Samedi 22 septembre 1979

Aujourd’hui il pleut.

Je suis allée à Oswestry – qui n’est d’ailleurs même pas une ville – et j’ai acheté du shampoing pour Sharon. Elle ne peut pas utiliser d’argent le samedi, parce qu’elle est juive. J’ai trouvé une bibliothèque, mais elle ferme à midi. Pourquoi avoir une bibliothèque si elle ferme à midi le samedi ? C’est tellement anglais ! Il n’y a pas de librairie, mais ils ont quelques livres chez Smiths, uniquement des best-sellers – c’est mieux que rien.

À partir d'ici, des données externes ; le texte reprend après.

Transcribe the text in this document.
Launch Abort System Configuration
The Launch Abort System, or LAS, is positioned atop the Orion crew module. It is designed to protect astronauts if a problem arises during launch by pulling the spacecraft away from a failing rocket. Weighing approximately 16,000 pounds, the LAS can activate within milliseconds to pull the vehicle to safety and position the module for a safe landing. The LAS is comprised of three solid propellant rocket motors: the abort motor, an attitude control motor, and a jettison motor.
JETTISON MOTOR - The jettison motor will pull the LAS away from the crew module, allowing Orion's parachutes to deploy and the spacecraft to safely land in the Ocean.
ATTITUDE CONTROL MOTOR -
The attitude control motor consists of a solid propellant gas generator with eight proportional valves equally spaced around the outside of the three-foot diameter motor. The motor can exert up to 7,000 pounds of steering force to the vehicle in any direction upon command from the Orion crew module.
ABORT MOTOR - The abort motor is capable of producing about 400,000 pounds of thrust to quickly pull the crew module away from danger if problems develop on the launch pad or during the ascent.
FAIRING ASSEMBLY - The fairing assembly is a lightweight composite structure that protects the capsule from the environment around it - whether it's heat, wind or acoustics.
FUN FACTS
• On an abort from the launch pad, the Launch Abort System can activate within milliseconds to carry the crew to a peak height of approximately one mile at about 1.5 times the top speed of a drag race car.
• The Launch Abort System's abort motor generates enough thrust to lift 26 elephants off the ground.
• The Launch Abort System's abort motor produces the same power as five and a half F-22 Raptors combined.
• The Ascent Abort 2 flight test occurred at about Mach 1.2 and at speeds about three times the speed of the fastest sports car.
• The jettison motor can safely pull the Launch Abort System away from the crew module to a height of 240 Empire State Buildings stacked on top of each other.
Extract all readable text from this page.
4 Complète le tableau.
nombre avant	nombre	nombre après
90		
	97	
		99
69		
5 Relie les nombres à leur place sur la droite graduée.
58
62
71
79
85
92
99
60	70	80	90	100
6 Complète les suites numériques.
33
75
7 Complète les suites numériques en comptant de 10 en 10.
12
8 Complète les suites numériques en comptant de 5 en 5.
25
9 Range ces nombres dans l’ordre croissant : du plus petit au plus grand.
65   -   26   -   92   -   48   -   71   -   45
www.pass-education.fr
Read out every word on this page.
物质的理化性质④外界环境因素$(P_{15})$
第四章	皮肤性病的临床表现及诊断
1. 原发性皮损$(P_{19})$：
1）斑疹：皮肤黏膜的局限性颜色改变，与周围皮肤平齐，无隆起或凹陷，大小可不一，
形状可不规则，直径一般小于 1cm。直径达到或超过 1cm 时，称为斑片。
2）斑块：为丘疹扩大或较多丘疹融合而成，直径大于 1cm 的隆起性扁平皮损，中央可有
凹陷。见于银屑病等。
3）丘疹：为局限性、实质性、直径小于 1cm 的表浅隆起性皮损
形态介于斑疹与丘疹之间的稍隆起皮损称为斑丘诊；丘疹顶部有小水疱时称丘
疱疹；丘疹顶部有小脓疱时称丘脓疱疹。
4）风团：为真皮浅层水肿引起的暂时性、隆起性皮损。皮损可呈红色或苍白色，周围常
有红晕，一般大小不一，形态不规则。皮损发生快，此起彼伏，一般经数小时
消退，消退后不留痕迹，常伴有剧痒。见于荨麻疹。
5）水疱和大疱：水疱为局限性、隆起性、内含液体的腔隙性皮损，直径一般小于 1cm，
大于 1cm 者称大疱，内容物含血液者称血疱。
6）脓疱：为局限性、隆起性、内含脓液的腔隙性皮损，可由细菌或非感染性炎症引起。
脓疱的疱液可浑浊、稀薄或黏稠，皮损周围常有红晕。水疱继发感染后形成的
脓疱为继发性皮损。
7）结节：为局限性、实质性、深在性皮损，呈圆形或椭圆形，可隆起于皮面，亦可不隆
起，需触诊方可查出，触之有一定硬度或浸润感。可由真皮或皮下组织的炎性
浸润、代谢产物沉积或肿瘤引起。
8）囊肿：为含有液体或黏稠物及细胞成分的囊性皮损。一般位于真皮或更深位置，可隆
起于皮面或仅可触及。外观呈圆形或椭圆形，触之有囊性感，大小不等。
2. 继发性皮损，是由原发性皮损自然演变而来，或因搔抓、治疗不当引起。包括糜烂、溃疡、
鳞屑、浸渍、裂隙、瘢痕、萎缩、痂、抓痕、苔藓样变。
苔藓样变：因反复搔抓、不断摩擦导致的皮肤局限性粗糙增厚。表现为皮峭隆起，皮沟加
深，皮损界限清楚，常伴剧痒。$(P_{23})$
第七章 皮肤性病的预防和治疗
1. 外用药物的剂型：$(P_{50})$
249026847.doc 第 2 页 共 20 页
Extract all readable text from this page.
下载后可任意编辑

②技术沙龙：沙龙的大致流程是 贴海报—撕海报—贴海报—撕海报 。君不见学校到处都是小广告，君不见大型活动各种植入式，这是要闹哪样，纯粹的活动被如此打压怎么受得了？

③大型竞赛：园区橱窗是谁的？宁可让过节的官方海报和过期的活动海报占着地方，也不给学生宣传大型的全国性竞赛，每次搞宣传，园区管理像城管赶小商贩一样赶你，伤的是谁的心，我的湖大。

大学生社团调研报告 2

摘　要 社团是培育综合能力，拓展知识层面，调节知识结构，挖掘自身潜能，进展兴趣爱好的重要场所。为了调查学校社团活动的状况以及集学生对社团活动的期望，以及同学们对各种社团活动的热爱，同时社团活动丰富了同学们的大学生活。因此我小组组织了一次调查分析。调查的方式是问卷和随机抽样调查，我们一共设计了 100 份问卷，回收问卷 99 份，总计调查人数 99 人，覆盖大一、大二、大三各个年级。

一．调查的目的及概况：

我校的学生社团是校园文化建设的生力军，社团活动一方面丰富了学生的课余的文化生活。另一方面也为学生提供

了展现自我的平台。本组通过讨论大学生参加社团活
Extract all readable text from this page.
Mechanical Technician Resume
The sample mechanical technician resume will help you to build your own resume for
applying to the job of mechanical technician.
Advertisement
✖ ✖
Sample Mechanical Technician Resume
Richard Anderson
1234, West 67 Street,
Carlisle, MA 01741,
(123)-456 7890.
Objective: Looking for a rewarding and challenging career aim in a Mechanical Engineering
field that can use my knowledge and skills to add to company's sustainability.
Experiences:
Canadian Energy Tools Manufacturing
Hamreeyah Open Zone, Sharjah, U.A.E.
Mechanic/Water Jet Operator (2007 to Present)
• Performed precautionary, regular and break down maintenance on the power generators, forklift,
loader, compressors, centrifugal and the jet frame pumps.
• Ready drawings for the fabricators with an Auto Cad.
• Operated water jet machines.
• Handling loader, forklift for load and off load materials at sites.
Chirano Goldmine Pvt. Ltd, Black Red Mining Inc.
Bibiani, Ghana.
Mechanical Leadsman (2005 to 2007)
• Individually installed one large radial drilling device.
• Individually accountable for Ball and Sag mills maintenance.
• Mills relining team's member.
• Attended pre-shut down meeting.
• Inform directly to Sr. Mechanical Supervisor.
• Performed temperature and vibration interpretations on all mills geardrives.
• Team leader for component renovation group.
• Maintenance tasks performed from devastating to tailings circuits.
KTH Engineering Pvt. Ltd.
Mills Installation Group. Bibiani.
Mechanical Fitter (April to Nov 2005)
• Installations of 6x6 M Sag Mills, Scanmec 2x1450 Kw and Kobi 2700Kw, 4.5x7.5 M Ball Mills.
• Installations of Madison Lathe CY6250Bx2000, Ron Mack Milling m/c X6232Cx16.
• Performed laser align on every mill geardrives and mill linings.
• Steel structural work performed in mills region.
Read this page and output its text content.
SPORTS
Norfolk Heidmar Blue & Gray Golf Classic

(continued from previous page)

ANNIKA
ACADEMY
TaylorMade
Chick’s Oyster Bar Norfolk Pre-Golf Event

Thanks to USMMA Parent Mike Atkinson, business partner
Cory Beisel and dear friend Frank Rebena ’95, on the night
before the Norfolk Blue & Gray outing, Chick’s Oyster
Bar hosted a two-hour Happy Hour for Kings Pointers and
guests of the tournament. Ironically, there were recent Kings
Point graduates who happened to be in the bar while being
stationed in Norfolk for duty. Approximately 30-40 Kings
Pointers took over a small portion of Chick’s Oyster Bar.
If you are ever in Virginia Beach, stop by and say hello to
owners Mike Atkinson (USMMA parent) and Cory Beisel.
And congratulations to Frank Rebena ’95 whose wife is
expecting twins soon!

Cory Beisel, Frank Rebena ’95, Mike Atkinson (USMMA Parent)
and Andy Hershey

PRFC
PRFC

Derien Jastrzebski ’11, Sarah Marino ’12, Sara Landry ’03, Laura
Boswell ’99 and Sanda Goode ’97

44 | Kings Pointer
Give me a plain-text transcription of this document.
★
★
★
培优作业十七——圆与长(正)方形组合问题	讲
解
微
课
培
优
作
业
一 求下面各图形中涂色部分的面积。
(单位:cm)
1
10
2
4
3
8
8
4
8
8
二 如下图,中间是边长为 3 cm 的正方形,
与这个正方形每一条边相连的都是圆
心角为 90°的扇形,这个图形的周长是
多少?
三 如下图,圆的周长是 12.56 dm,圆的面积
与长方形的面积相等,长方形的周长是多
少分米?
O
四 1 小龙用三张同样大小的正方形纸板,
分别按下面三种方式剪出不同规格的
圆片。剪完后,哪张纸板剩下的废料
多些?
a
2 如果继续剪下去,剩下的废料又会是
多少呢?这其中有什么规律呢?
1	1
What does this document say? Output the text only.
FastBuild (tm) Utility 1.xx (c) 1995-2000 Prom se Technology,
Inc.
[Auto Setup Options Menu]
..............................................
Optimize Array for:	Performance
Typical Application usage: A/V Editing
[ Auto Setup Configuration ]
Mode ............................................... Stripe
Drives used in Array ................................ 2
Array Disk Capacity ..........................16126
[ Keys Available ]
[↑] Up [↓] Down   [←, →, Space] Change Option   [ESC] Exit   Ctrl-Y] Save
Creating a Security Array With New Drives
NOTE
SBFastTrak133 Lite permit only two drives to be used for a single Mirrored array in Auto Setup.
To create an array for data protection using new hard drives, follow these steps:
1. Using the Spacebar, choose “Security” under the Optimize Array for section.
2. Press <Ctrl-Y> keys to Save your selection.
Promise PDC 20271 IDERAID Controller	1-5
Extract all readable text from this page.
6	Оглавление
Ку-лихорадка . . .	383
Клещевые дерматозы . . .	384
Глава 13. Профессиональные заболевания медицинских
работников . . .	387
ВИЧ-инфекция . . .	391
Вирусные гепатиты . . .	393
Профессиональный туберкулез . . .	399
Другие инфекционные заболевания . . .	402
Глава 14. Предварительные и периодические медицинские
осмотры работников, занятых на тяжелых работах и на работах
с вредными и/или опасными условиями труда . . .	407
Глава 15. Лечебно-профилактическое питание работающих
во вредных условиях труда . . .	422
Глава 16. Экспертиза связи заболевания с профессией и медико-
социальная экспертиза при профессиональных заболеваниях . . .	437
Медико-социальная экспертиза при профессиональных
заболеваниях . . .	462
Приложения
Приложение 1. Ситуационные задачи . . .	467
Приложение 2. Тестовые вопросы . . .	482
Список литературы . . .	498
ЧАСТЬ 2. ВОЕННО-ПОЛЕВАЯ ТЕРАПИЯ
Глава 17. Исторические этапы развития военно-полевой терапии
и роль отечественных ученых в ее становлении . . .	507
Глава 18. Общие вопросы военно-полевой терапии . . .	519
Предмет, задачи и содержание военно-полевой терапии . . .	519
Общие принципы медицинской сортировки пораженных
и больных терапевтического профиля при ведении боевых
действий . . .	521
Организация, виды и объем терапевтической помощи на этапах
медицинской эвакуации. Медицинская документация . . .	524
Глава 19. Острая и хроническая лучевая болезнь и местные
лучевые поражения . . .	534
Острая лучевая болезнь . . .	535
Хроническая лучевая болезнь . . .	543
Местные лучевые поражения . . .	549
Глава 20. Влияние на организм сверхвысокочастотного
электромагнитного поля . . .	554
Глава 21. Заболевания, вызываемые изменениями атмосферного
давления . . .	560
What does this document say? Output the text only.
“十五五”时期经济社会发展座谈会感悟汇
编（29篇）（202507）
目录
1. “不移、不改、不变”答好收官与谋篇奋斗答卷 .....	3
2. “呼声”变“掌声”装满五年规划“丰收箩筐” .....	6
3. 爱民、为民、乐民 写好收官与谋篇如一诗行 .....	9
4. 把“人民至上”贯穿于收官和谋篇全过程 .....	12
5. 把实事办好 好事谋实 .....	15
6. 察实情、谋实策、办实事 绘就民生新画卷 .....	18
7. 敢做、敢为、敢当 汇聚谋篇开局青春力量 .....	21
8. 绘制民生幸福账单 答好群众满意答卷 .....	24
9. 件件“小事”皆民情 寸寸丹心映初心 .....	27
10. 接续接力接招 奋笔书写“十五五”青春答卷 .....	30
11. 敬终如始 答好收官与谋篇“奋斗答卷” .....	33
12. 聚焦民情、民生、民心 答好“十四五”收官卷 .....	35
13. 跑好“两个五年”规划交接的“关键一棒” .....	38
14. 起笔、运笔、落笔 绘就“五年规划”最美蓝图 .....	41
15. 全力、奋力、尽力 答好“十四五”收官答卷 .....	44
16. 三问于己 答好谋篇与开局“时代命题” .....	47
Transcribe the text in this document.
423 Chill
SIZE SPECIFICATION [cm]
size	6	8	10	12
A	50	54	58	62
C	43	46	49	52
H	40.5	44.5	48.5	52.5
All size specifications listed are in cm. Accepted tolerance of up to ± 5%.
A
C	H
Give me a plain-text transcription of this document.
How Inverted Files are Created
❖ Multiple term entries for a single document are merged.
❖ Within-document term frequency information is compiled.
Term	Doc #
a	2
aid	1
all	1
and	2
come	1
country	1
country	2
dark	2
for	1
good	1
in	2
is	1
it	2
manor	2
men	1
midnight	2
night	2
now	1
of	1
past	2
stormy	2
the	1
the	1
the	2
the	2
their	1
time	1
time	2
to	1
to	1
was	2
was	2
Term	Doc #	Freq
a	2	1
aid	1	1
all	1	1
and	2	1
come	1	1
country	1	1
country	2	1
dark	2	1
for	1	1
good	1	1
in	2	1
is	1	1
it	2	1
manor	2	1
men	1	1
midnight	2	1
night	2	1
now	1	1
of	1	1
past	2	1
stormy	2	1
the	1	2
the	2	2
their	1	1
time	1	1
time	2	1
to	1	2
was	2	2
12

Je suis rentrée et j’ai passé le reste de l’après-midi dans la bibliothèque à lire L’Aurige, qui m’a choquée. Je n’avais pas fait attention au fait que les hommes qui tombaient amoureux l’un de l’autre, dans les livres de Mary Renault sur la Grèce antique, étaient homosexuels, mais je vois maintenant bien sûr qu’ils le sont. Je l’ai lu furtivement, comme si quelqu’un allait venir me le prendre s’il savait ce que je lisais. Je suis ébahie qu’il se trouve dans une bibliothèque d’école. Je me demande si je suis la première personne à vraiment le lire depuis 1959, date de son achat.

Dimanche 23 septembre 1979

Nous sommes censées écrire à nos parents le dimanche après-midi. J’ai écrit à mon père, Daniel, d’assez longues lettres, toutes à propos de livres, à part un vague souhait que mes tantes et lui aillent bien. Il m’a répondu dans un style similaire et m’a envoyé dans un paquet le seul livre dont je n’avais pas besoin, une édition brochée en trois volumes du Seigneur des Anneaux. L’édition de poche que j’ai est un cadeau de tante Teg. Il m’a aussi envoyé Le Vol du dragon – qui reprend La Quête du Weyr et ce qui se passe aussitôt après –, La Cité des Illusions de Le Guin et The Flight of the Horse de Larry Niven. C’est bien, mais pas aussi bon que L’Anneau-Monde ou A Gift from Earth.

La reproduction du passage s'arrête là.